Suas origens são muito antigas, provém do tanka, do renga, uma sequência de estrofes. O grande Bashō (1644-1694) é o mestre desta arte; de seu discípulo Issa (1763-1826):

Crisântemos florescem
junto ao monte de estrume
uma só paisagem

O haicai sempre teve 17 sílabas ou sons — 5, 7, 5 — diz o máximo em 3 linhas; não é provérbio ou “pensamento”; pode ser ironia, introspecção, humor, sempre traz um “encanto intraduzível” (conforme Afrânio Peixoto, 1919) ou, como bem definiu Paulo Franchetti, “com o mínimo obtém-se o suficiente”.

Osório Dutra (1889-1968) afirmou que a poesia do Japão era pobre e o haicai fruto desta pobreza… estariam verdes as uvas…?

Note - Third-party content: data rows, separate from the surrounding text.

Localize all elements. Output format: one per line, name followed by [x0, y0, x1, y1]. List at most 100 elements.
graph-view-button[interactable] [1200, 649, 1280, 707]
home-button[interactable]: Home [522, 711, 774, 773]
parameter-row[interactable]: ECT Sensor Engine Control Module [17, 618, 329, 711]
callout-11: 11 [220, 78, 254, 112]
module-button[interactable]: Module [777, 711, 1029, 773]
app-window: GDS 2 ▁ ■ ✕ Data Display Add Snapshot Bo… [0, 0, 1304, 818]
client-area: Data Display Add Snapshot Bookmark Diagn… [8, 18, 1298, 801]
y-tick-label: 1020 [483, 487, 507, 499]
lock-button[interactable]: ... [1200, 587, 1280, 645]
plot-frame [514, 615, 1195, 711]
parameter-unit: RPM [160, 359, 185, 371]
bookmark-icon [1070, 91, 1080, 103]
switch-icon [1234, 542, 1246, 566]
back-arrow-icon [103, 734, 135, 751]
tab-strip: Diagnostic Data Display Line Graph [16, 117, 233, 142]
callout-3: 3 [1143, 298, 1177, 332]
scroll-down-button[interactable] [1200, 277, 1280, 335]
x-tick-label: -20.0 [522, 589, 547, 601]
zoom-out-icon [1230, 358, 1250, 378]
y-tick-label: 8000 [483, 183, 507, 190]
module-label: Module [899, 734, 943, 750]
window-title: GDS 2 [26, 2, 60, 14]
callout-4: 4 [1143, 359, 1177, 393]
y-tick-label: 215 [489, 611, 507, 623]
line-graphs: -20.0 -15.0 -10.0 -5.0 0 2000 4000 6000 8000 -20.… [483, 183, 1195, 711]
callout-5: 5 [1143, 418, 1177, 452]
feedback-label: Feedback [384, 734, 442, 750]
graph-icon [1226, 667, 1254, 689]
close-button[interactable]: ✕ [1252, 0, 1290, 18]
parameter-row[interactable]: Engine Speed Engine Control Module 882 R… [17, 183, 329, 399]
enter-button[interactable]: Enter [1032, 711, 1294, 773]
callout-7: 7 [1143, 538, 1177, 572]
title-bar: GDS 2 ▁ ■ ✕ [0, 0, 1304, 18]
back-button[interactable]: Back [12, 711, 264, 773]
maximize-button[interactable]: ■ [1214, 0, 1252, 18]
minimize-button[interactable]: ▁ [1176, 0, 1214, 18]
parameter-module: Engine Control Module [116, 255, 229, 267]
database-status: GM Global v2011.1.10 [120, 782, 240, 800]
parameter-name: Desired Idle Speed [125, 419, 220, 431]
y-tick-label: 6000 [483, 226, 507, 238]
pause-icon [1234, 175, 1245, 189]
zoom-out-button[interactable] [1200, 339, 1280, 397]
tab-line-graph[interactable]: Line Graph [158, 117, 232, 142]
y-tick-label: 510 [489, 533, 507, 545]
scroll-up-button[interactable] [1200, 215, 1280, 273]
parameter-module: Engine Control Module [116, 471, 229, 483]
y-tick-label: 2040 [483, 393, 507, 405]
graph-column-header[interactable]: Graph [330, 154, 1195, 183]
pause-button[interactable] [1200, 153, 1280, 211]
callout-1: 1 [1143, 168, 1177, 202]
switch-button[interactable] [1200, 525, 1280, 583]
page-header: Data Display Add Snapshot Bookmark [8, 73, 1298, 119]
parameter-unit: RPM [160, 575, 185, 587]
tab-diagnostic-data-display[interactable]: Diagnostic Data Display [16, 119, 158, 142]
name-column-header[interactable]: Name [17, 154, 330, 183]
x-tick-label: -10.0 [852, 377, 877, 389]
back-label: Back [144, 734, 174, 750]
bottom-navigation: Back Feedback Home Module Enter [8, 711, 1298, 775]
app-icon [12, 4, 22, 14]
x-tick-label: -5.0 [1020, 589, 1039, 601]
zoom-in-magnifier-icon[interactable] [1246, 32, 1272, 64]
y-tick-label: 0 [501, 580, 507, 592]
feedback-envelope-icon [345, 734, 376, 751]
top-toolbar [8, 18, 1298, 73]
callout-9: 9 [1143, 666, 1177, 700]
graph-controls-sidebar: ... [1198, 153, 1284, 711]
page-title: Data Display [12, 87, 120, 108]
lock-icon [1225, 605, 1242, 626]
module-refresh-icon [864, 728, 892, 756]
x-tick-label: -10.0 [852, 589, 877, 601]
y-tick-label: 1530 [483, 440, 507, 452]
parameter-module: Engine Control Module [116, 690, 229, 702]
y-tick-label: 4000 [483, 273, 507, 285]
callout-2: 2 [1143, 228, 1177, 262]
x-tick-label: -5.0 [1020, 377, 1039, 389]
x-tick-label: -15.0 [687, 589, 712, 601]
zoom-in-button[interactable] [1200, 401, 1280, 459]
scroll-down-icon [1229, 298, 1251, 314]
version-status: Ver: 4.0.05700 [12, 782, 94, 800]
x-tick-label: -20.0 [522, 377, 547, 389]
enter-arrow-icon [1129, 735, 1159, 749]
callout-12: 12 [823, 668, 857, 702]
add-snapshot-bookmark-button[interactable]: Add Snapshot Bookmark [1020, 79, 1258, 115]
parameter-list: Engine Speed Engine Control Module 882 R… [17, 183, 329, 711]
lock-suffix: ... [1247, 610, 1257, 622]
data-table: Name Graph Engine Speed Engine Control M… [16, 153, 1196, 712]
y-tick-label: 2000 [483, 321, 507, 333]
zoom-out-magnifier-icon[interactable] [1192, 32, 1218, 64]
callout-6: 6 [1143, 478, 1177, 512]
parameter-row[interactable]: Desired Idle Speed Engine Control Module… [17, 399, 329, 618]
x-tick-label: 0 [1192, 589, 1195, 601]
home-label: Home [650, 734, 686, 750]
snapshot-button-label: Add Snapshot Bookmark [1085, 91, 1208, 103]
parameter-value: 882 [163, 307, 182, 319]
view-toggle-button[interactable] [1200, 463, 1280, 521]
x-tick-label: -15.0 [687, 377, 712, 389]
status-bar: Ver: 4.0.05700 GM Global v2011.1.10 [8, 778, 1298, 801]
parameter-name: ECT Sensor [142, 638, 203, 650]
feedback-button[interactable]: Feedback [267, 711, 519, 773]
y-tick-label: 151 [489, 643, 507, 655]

Importante mesmo é saborear o haicai dos bons autores:

Borrão azul
na brancura da página
o poema
Albano Martins, 1930

Festa das flores
acompanhando a mãe
uma criança cega
Herberto Helder, 1930

As flores tantas
o outono
nem sabe a quantas
Paulo Leminski, 1983

Tem cautela
ajuda o sol
com uma vela
Millôr Fernandes

O pato, menina
é um animal
com buzina
Millôr Fernandes

A chuva

Para Heloísa…

Finalmente
na madrugada
a chuva pesada!

lavou a carência
da terra rachada

levou a poeira
limpou a cumieira

entumesceu as raízes
renovou os matizes

forte e com jeito
encharca o vale
seco do peito

Copyright©2010 Maria Brockerhoff

Oásis

…avenida Pedro II, trânsito lento, casario feio, passeios cheios de lixo; à direita, avenida Bias Fortes; o viaduto enegrecido completa a paisagem desolada da cidade grande.

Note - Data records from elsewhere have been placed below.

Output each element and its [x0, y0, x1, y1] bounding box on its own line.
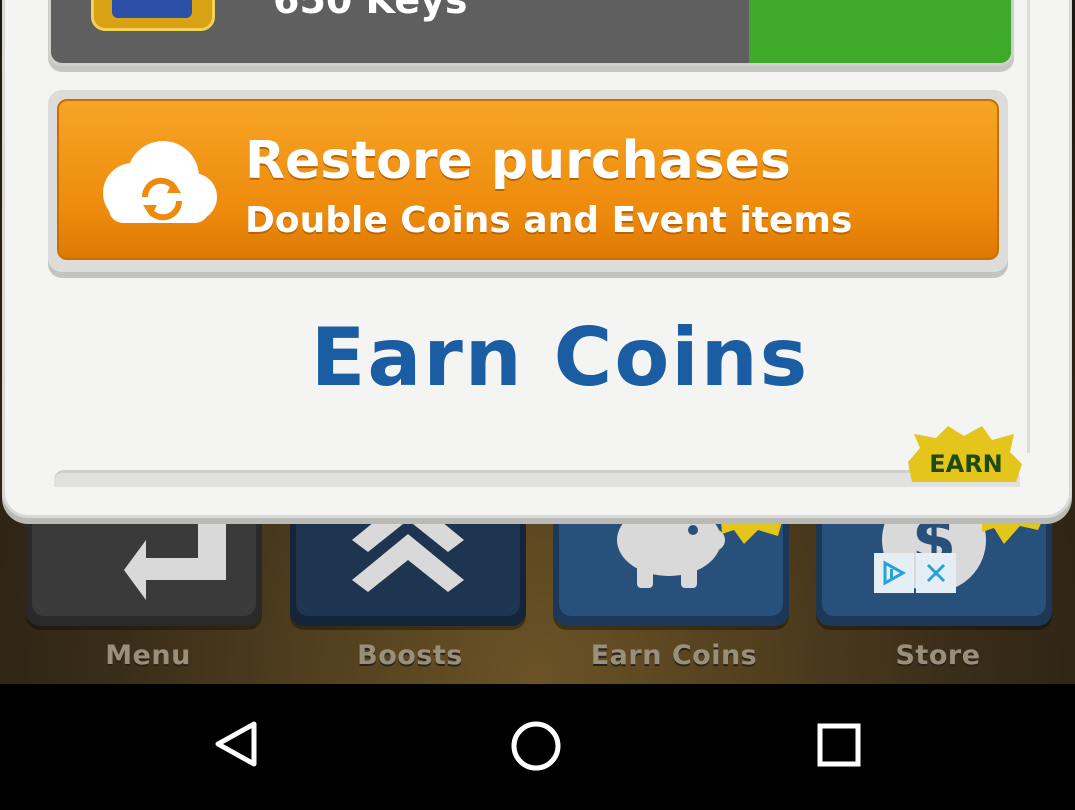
- ad-choices-chip[interactable]: [874, 553, 956, 593]
- earn-coins-heading: Earn Coins: [310, 311, 810, 404]
- nav-menu-label: Menu: [105, 640, 191, 671]
- restore-purchases-button[interactable]: Restore purchases Double Coins and Event…: [48, 90, 1008, 272]
- restore-subtitle: Double Coins and Event items: [245, 200, 853, 241]
- double-chevron-up-icon: [352, 500, 464, 592]
- keys-label: 650 Keys: [273, 0, 468, 22]
- keys-price-button[interactable]: [749, 0, 1011, 63]
- nav-menu-button[interactable]: [26, 500, 262, 626]
- earn-starburst-label: EARN: [908, 426, 1022, 482]
- nav-store-label: Store: [895, 640, 981, 671]
- home-icon[interactable]: [496, 704, 576, 784]
- nav-boosts-button[interactable]: [290, 500, 526, 626]
- nav-earn-coins-label: Earn Coins: [590, 640, 758, 671]
- keys-purchase-row[interactable]: 650 Keys: [48, 0, 1014, 66]
- cloud-sync-icon: [103, 141, 217, 223]
- ad-close-icon[interactable]: [916, 553, 956, 593]
- restore-title: Restore purchases: [245, 131, 791, 191]
- nav-boosts-label: Boosts: [357, 640, 463, 671]
- system-navigation-bar: [0, 684, 1075, 810]
- adchoices-icon[interactable]: [874, 553, 914, 593]
- svg-text:EARN: EARN: [929, 450, 1003, 478]
- recents-icon[interactable]: [800, 704, 880, 784]
- back-icon[interactable]: [196, 704, 276, 784]
- earn-offer-row[interactable]: [54, 470, 1020, 487]
- return-arrow-icon: [124, 510, 226, 600]
- keys-bundle-icon: [91, 0, 215, 31]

Logo depois da esquina, uma massa dourada à direita, um oásis de flores amarelas, algumas pétalas esvoaçando…
    a rua se iluminou
    a feiura sumiu
    os cachos coloridos penetram a retina
    um fio de esperança desponta.

Este Ipê magnífico, como o são todas as árvores, recebe em troca as queimadas, as serras elétricas e a derrubada para os blocos de cimento disfarçados em áreas de “lazer” e em espaços “gourmet”.

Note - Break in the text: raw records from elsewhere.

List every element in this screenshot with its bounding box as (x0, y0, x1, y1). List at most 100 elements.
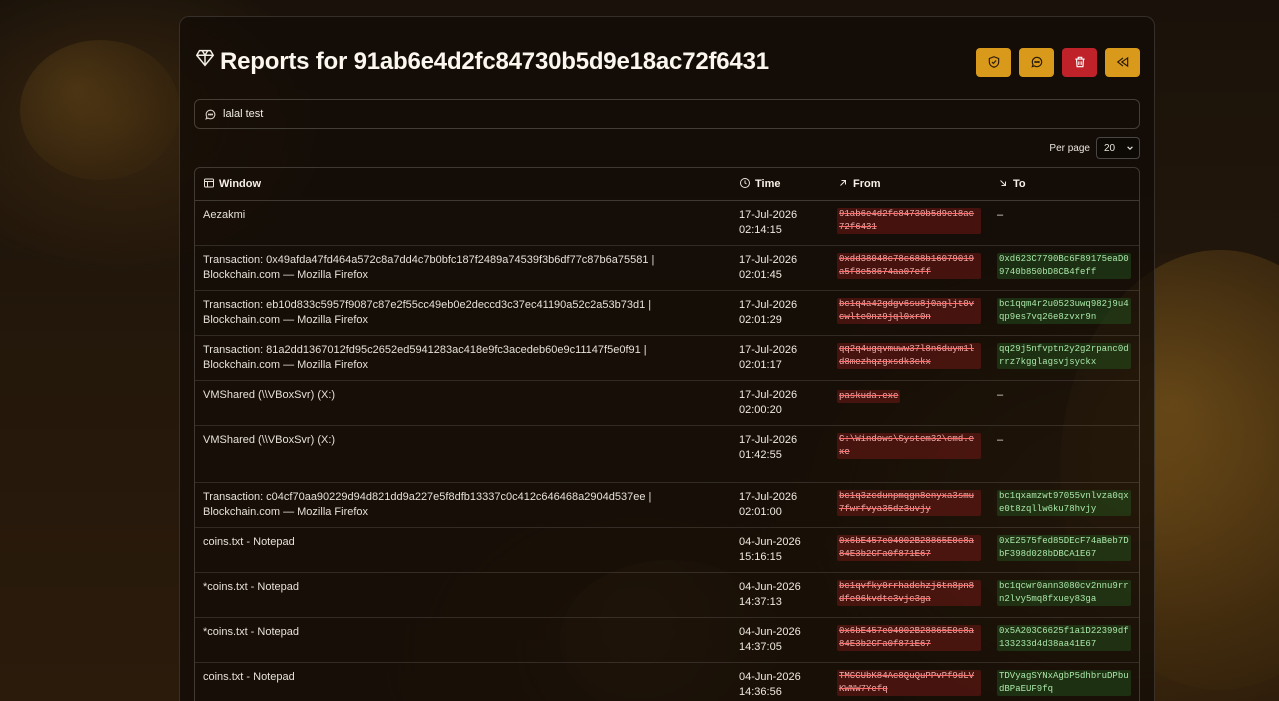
table-row[interactable]: *coins.txt - Notepad 04-Jun-2026 14:37:05… (195, 617, 1139, 663)
to-cell: 0xd623C7790Bc6F89175eaD09740b850bD8CB4fe… (989, 245, 1139, 291)
date-text: 17-Jul-2026 (739, 490, 798, 503)
column-label: From (853, 178, 881, 191)
table-row[interactable]: Transaction: c04cf70aa90229d94d821dd9a22… (195, 482, 1139, 528)
back-icon (1116, 56, 1128, 68)
from-cell: paskuda.exe (829, 380, 989, 426)
table-row[interactable]: VMShared (\\VBoxSvr) (X:) 17-Jul-2026 02:… (195, 380, 1139, 426)
time-text: 14:36:56 (739, 685, 782, 698)
date-text: 04-Jun-2026 (739, 670, 801, 683)
to-cell: – (989, 200, 1139, 246)
arrow-down-right-icon (1000, 180, 1006, 187)
per-page-value: 20 (1104, 142, 1116, 154)
column-header-to[interactable]: To (989, 168, 1139, 201)
comment-text: lalal test (223, 108, 264, 120)
page-header: Reports for 91ab6e4d2fc84730b5d9e18ac72f… (194, 45, 1140, 79)
gem-icon (195, 49, 215, 67)
date-text: 04-Jun-2026 (739, 625, 801, 638)
time-cell: 17-Jul-2026 02:01:17 (731, 335, 829, 381)
date-text: 17-Jul-2026 (739, 208, 798, 221)
time-cell: 17-Jul-2026 01:42:55 (731, 425, 829, 483)
time-text: 02:14:15 (739, 223, 782, 236)
window-cell: Transaction: 81a2dd1367012fd95c2652ed594… (195, 335, 731, 381)
time-text: 02:01:00 (739, 505, 782, 518)
table-row[interactable]: coins.txt - Notepad 04-Jun-2026 14:36:56 … (195, 662, 1139, 701)
table-row[interactable]: coins.txt - Notepad 04-Jun-2026 15:16:15 … (195, 527, 1139, 573)
column-header-time[interactable]: Time (731, 168, 829, 201)
from-address: paskuda.exe (837, 389, 901, 403)
from-address: 0x6bE457e04002B28865E0c8a84E3b2CFa0f871E… (837, 534, 981, 561)
to-address: 0x5A203C6625f1a1D22399df133233d4d38aa41E… (997, 624, 1131, 651)
from-address: bc1q4a42gdgv6su8j0agljt0vcwlte0nz9jql0xr… (837, 297, 981, 324)
table-row[interactable]: Transaction: eb10d833c5957f9087c87e2f55c… (195, 290, 1139, 336)
header-actions (976, 47, 1140, 77)
arrow-up-right-icon (840, 180, 846, 187)
to-cell: – (989, 380, 1139, 426)
time-text: 14:37:05 (739, 640, 782, 653)
time-cell: 17-Jul-2026 02:01:29 (731, 290, 829, 336)
to-address: qq29j5nfvptn2y2g2rpanc0drrz7kgglagsvjsyc… (997, 342, 1131, 369)
chevron-down-icon (1127, 146, 1133, 151)
to-cell: 0x5A203C6625f1a1D22399df133233d4d38aa41E… (989, 617, 1139, 663)
time-cell: 04-Jun-2026 14:37:05 (731, 617, 829, 663)
column-label: Window (219, 178, 262, 191)
to-address: 0xE2575fed85DEcF74aBeb7DbF398d028bDBCA1E… (997, 534, 1131, 561)
to-empty: – (997, 388, 1004, 401)
to-cell: 0xE2575fed85DEcF74aBeb7DbF398d028bDBCA1E… (989, 527, 1139, 573)
to-address: bc1qcwr0ann3080cv2nnu9rrn2lvy5mq8fxuey83… (997, 579, 1131, 606)
message-icon (205, 109, 216, 120)
to-cell: bc1qxamzwt97055vnlvza0qxe0t8zqllw6ku78hv… (989, 482, 1139, 528)
reports-table: Window Time From To Aezakmi 17-Jul-2026 … (194, 167, 1140, 701)
to-address: 0xd623C7790Bc6F89175eaD09740b850bD8CB4fe… (997, 252, 1131, 279)
column-label: Time (755, 178, 781, 191)
column-header-window[interactable]: Window (195, 168, 731, 201)
approve-button[interactable] (976, 47, 1011, 77)
to-address: TDVyagSYNxAgbP5dhbruDPbudBPaEUF9fq (997, 669, 1131, 696)
from-address: qq2q4ugqvmuww37l8n6duym1ld8mezhqzgxsdk3c… (837, 342, 981, 369)
page-title: Reports for 91ab6e4d2fc84730b5d9e18ac72f… (220, 48, 769, 75)
to-cell: – (989, 425, 1139, 483)
time-cell: 04-Jun-2026 14:36:56 (731, 662, 829, 701)
from-address: TMCCUbK84Ac8QuQuPPvPf9dLVKWNW7Yefq (837, 669, 981, 696)
window-icon (204, 178, 214, 188)
time-text: 02:01:29 (739, 313, 782, 326)
time-cell: 17-Jul-2026 02:01:00 (731, 482, 829, 528)
from-cell: 0xdd38048c78c688b16079019a5f8e58674aa07e… (829, 245, 989, 291)
trash-icon (1074, 56, 1085, 68)
to-empty: – (997, 433, 1004, 446)
from-cell: bc1q4a42gdgv6su8j0agljt0vcwlte0nz9jql0xr… (829, 290, 989, 336)
time-cell: 04-Jun-2026 14:37:13 (731, 572, 829, 618)
date-text: 04-Jun-2026 (739, 535, 801, 548)
time-text: 02:00:20 (739, 403, 782, 416)
table-row[interactable]: *coins.txt - Notepad 04-Jun-2026 14:37:13… (195, 572, 1139, 618)
from-address: C:\Windows\System32\cmd.exe (837, 432, 981, 459)
time-text: 14:37:13 (739, 595, 782, 608)
reports-panel: Reports for 91ab6e4d2fc84730b5d9e18ac72f… (179, 16, 1155, 701)
window-cell: *coins.txt - Notepad (195, 617, 731, 663)
window-cell: coins.txt - Notepad (195, 527, 731, 573)
from-address: bc1q3zcdunpmqgn8enyxa3smu7fwrfvya35dz3uv… (837, 489, 981, 516)
window-cell: VMShared (\\VBoxSvr) (X:) (195, 380, 731, 426)
time-text: 15:16:15 (739, 550, 782, 563)
date-text: 17-Jul-2026 (739, 388, 798, 401)
window-cell: VMShared (\\VBoxSvr) (X:) (195, 425, 731, 483)
window-cell: *coins.txt - Notepad (195, 572, 731, 618)
from-address: 0xdd38048c78c688b16079019a5f8e58674aa07e… (837, 252, 981, 279)
comment-button[interactable] (1019, 47, 1054, 77)
delete-button[interactable] (1062, 47, 1097, 77)
table-row[interactable]: Aezakmi 17-Jul-2026 02:14:15 91ab6e4d2fc8… (195, 200, 1139, 246)
from-cell: 0x6bE457e04002B28865E0c8a84E3b2CFa0f871E… (829, 617, 989, 663)
per-page-select[interactable]: 20 (1096, 137, 1140, 159)
time-text: 02:01:45 (739, 268, 782, 281)
time-cell: 17-Jul-2026 02:00:20 (731, 380, 829, 426)
date-text: 17-Jul-2026 (739, 343, 798, 356)
window-cell: Transaction: eb10d833c5957f9087c87e2f55c… (195, 290, 731, 336)
table-row[interactable]: Transaction: 81a2dd1367012fd95c2652ed594… (195, 335, 1139, 381)
from-address: 0x6bE457e04002B28865E0c8a84E3b2CFa0f871E… (837, 624, 981, 651)
column-header-from[interactable]: From (829, 168, 989, 201)
to-address: bc1qxamzwt97055vnlvza0qxe0t8zqllw6ku78hv… (997, 489, 1131, 516)
time-cell: 04-Jun-2026 15:16:15 (731, 527, 829, 573)
from-cell: 0x6bE457e04002B28865E0c8a84E3b2CFa0f871E… (829, 527, 989, 573)
table-row[interactable]: Transaction: 0x49afda47fd464a572c8a7dd4c… (195, 245, 1139, 291)
back-button[interactable] (1105, 47, 1140, 77)
table-row[interactable]: VMShared (\\VBoxSvr) (X:) 17-Jul-2026 01:… (195, 425, 1139, 483)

Oh! humanidade desvairada…
    Que venha o outro dilúvio!

A Cabana

Penso ser preocupante este livro, de W. P. Young, ocupar o primeiro lugar em vendas na última semana na lista da Livraria Leitura.

Certamente o marketing de promoção do tal é o melhor do mundo! Conseguiu uma vendagem extraordinária para um livro medíocre. Há tantos livros nacionais mais úteis, mais divertidos e substanciosos.

A Cabana foi reescrita quatro vezes antes de ser recusada por 26 editoras. Finalmente, dois produtores de cinema criaram uma editora e, então, publicaram o barraco (ops!).

A primeira parte tem enredo razoável, mas o desenrolar da visita ao casebre é piegas; o consolo é uma sequência de chavões e duvidosas respostas de cunho religioso; a solução do crime é um mix de revelação sobrenatural, adivinhação e muitas coincidências… inclusive a conservação de indícios por um tempo longo.

Há quem diga que é um livro “para os sofredores”; gosto não se discute… lamenta-se.

Outros o indicam como auto-ajuda, parece ser este o grande lance marqueteiro: o livro trará a receita para todos os males da tristezas…

Para as Erínias, o sofrimento, às vezes, é inevitável, mas o masoquismo é opcional!

Os bons livros de “auto-ajuda” são os de Amyr Klink, família Schürmann, Oliver Sacks, Guimarães Rosa, João Ubaldo Ribeiro, Arnaldo Jabor, Isabel Allende e outros maravilhosos! 😉

São depoimentos corajosos e inspiradores, idéias inteligentes; pessoas que escolheram o próprio caminho e assumiram as responsabilidades.

Este livro é puramente comercial; nisto foram muitos bons; inclusive criaram um site de relacionamento com “Missy”, a personagem desaparecida… …argh!